An unlikely alliance is now trying to turn up the political pressure on lawmakers and the governor to pass a financing plan.
At a press conference in the Statehouse last week, Tom Torti, president and CEO of the Lake Champlain Regional Chamber of Commerce, and Jon Groveman, policy and water program director with the Vermont Natural Resources Council, stood together at a podium to call for a per-parcel fee on every property owner in the state to fund the water quality effort.
“We have not figured out a way to get to cleaner water faster because we’ve allowed the polarization and the demagoguery to get in the way,” Torti said.
Environmental advocates and business leaders are often at odds with each other when it comes to regulations around water quality issues. Torti said that’s one of the reasons clean water funding has been so elusive.
That business leaders are joining with environmental groups to call for the adoption of a financing plan, Torti said, should underscore to lawmakers and Gov. Phil Scott how vital it is they pass a long-term funding proposal in 2018.
“We are very proud and pleased to stand with a cast of characters that 10, 15, 20 years ago you would never have seen standing together, to put something forward that we believe is monumental in the history of Vermont,” Torti said.
The per-parcel fee is just one component of the plan. The coalition — which includes municipal, environmental and business leaders — is also calling for the creation of an independent authority to administer the fee and distribute the revenue to eligible projects.
The per-parcel fee concept has faced resistance from Scott, a Republican, and GOP leaders in the House and Senate. Some House and Senate Democrats have also raised concerns.
Ernie Pomerleau, with Pomerleau Real Estate, said he and other businesspeople will be trying to get elected officials to rethink their opposition.
Pomerleau said Vermont is now required under state and federal law to move forward with costly clean water retrofits.
“So it’s not if we’re going to be assessed, it’s how and when,” Pomerleau said.
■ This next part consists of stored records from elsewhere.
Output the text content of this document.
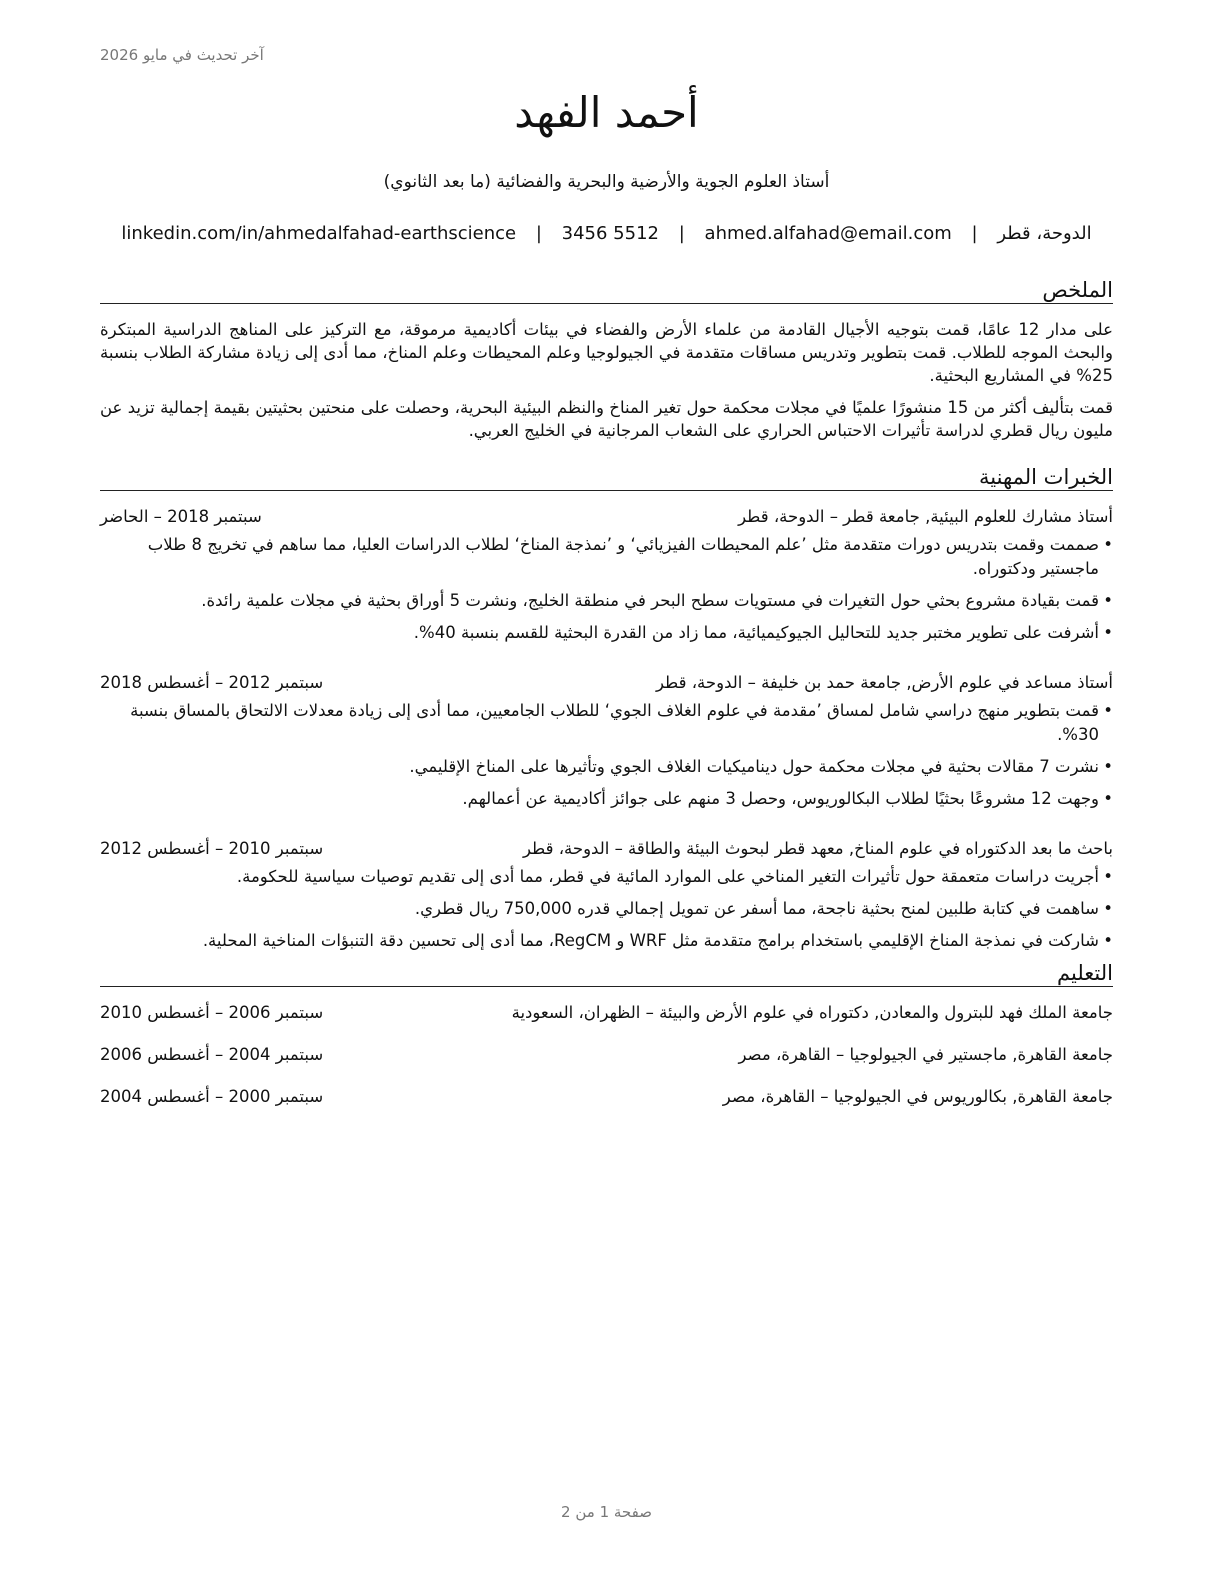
آخر تحديث في مايو 2026
أحمد الفهد
أستاذ العلوم الجوية والأرضية والبحرية والفضائية (ما بعد الثانوي)
الدوحة، قطر | ahmed.alfahad@email.com | 3456 5512 | linkedin.com/in/ahmedalfahad-earthscience
الملخص

على مدار 12 عامًا، قمت بتوجيه الأجيال القادمة من علماء الأرض والفضاء في بيئات أكاديمية مرموقة، مع التركيز على المناهج الدراسية المبتكرة والبحث الموجه للطلاب. قمت بتطوير وتدريس مساقات متقدمة في الجيولوجيا وعلم المحيطات وعلم المناخ، مما أدى إلى زيادة مشاركة الطلاب بنسبة 25% في المشاريع البحثية.

قمت بتأليف أكثر من 15 منشورًا علميًا في مجلات محكمة حول تغير المناخ والنظم البيئية البحرية، وحصلت على منحتين بحثيتين بقيمة إجمالية تزيد عن مليون ريال قطري لدراسة تأثيرات الاحتباس الحراري على الشعاب المرجانية في الخليج العربي.

الخبرات المهنية
أستاذ مشارك للعلوم البيئية, جامعة قطر – الدوحة، قطر
سبتمبر 2018 – الحاضر
•
صممت وقمت بتدريس دورات متقدمة مثل ’علم المحيطات الفيزيائي‘ و ’نمذجة المناخ‘ لطلاب الدراسات العليا، مما ساهم في تخريج 8 طلاب ماجستير ودكتوراه.
•
قمت بقيادة مشروع بحثي حول التغيرات في مستويات سطح البحر في منطقة الخليج، ونشرت 5 أوراق بحثية في مجلات علمية رائدة.
•
أشرفت على تطوير مختبر جديد للتحاليل الجيوكيميائية، مما زاد من القدرة البحثية للقسم بنسبة 40%.
أستاذ مساعد في علوم الأرض, جامعة حمد بن خليفة – الدوحة، قطر
سبتمبر 2012 – أغسطس 2018
•
قمت بتطوير منهج دراسي شامل لمساق ’مقدمة في علوم الغلاف الجوي‘ للطلاب الجامعيين، مما أدى إلى زيادة معدلات الالتحاق بالمساق بنسبة 30%.
•
نشرت 7 مقالات بحثية في مجلات محكمة حول ديناميكيات الغلاف الجوي وتأثيرها على المناخ الإقليمي.
•
وجهت 12 مشروعًا بحثيًا لطلاب البكالوريوس، وحصل 3 منهم على جوائز أكاديمية عن أعمالهم.
باحث ما بعد الدكتوراه في علوم المناخ, معهد قطر لبحوث البيئة والطاقة – الدوحة، قطر
سبتمبر 2010 – أغسطس 2012
•
أجريت دراسات متعمقة حول تأثيرات التغير المناخي على الموارد المائية في قطر، مما أدى إلى تقديم توصيات سياسية للحكومة.
•
ساهمت في كتابة طلبين لمنح بحثية ناجحة، مما أسفر عن تمويل إجمالي قدره 750,000 ريال قطري.
•
شاركت في نمذجة المناخ الإقليمي باستخدام برامج متقدمة مثل WRF و RegCM، مما أدى إلى تحسين دقة التنبؤات المناخية المحلية.
التعليم
جامعة الملك فهد للبترول والمعادن, دكتوراه في علوم الأرض والبيئة – الظهران، السعودية
سبتمبر 2006 – أغسطس 2010
جامعة القاهرة, ماجستير في الجيولوجيا – القاهرة، مصر
سبتمبر 2004 – أغسطس 2006
جامعة القاهرة, بكالوريوس في الجيولوجيا – القاهرة، مصر
سبتمبر 2000 – أغسطس 2004
صفحة 1 من 2
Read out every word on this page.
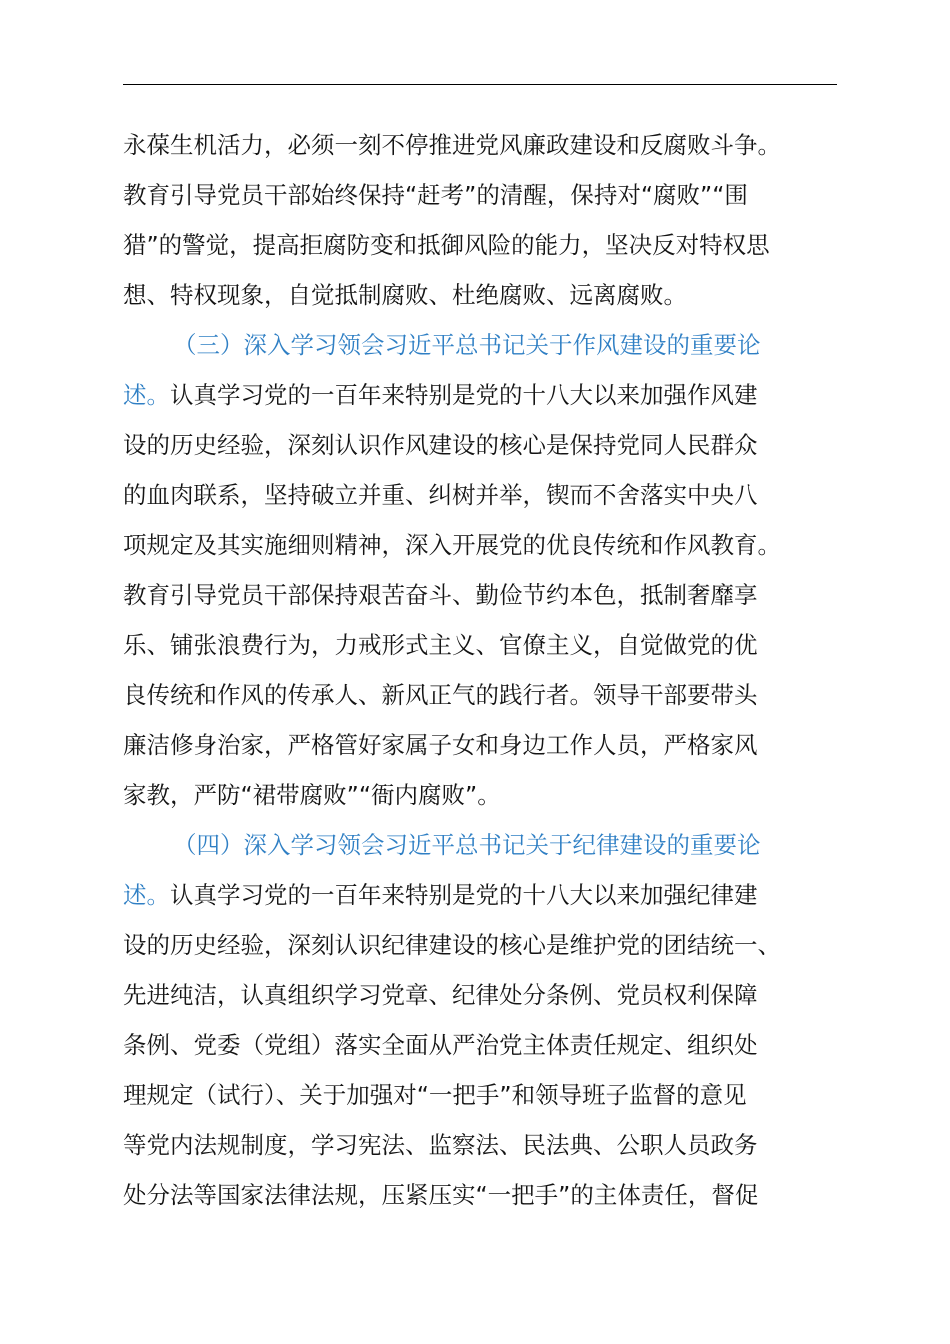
永葆生机活力，必须一刻不停推进党风廉政建设和反腐败斗争。
教育引导党员干部始终保持“赶考”的清醒，保持对“腐败”“围
猎”的警觉，提高拒腐防变和抵御风险的能力，坚决反对特权思
想、特权现象，自觉抵制腐败、杜绝腐败、远离腐败。
（三）深入学习领会习近平总书记关于作风建设的重要论
述。认真学习党的一百年来特别是党的十八大以来加强作风建
设的历史经验，深刻认识作风建设的核心是保持党同人民群众
的血肉联系，坚持破立并重、纠树并举，锲而不舍落实中央八
项规定及其实施细则精神，深入开展党的优良传统和作风教育。
教育引导党员干部保持艰苦奋斗、勤俭节约本色，抵制奢靡享
乐、铺张浪费行为，力戒形式主义、官僚主义，自觉做党的优
良传统和作风的传承人、新风正气的践行者。领导干部要带头
廉洁修身治家，严格管好家属子女和身边工作人员，严格家风
家教，严防“裙带腐败”“衙内腐败”。
（四）深入学习领会习近平总书记关于纪律建设的重要论
述。认真学习党的一百年来特别是党的十八大以来加强纪律建
设的历史经验，深刻认识纪律建设的核心是维护党的团结统一、
先进纯洁，认真组织学习党章、纪律处分条例、党员权利保障
条例、党委（党组）落实全面从严治党主体责任规定、组织处
理规定（试行）、关于加强对“一把手”和领导班子监督的意见
等党内法规制度，学习宪法、监察法、民法典、公职人员政务
处分法等国家法律法规，压紧压实“一把手”的主体责任，督促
Pomerleau, a self-described Republican, said that without a broad-based revenue mechanism in place for clean water funding, the burden of paying for that work will fall squarely on businesses.
“So my position is very clear: with my Republican colleagues, let us work together holistically,” Pomerleau said. “I don’t want to pay any fees either. But it’s no longer the state’s choice.”
House and Senate lawmakers have already introduced legislation that would create a clean water authority to institute a per-parcel fee. Several prominent lawmakers have thrown their support behind the plan, but other legislative leaders say they worry the per-parcel framework would come with inordinately high administrative costs.
Disclosure: Vermont Natural Resources Council is a VPR underwriter.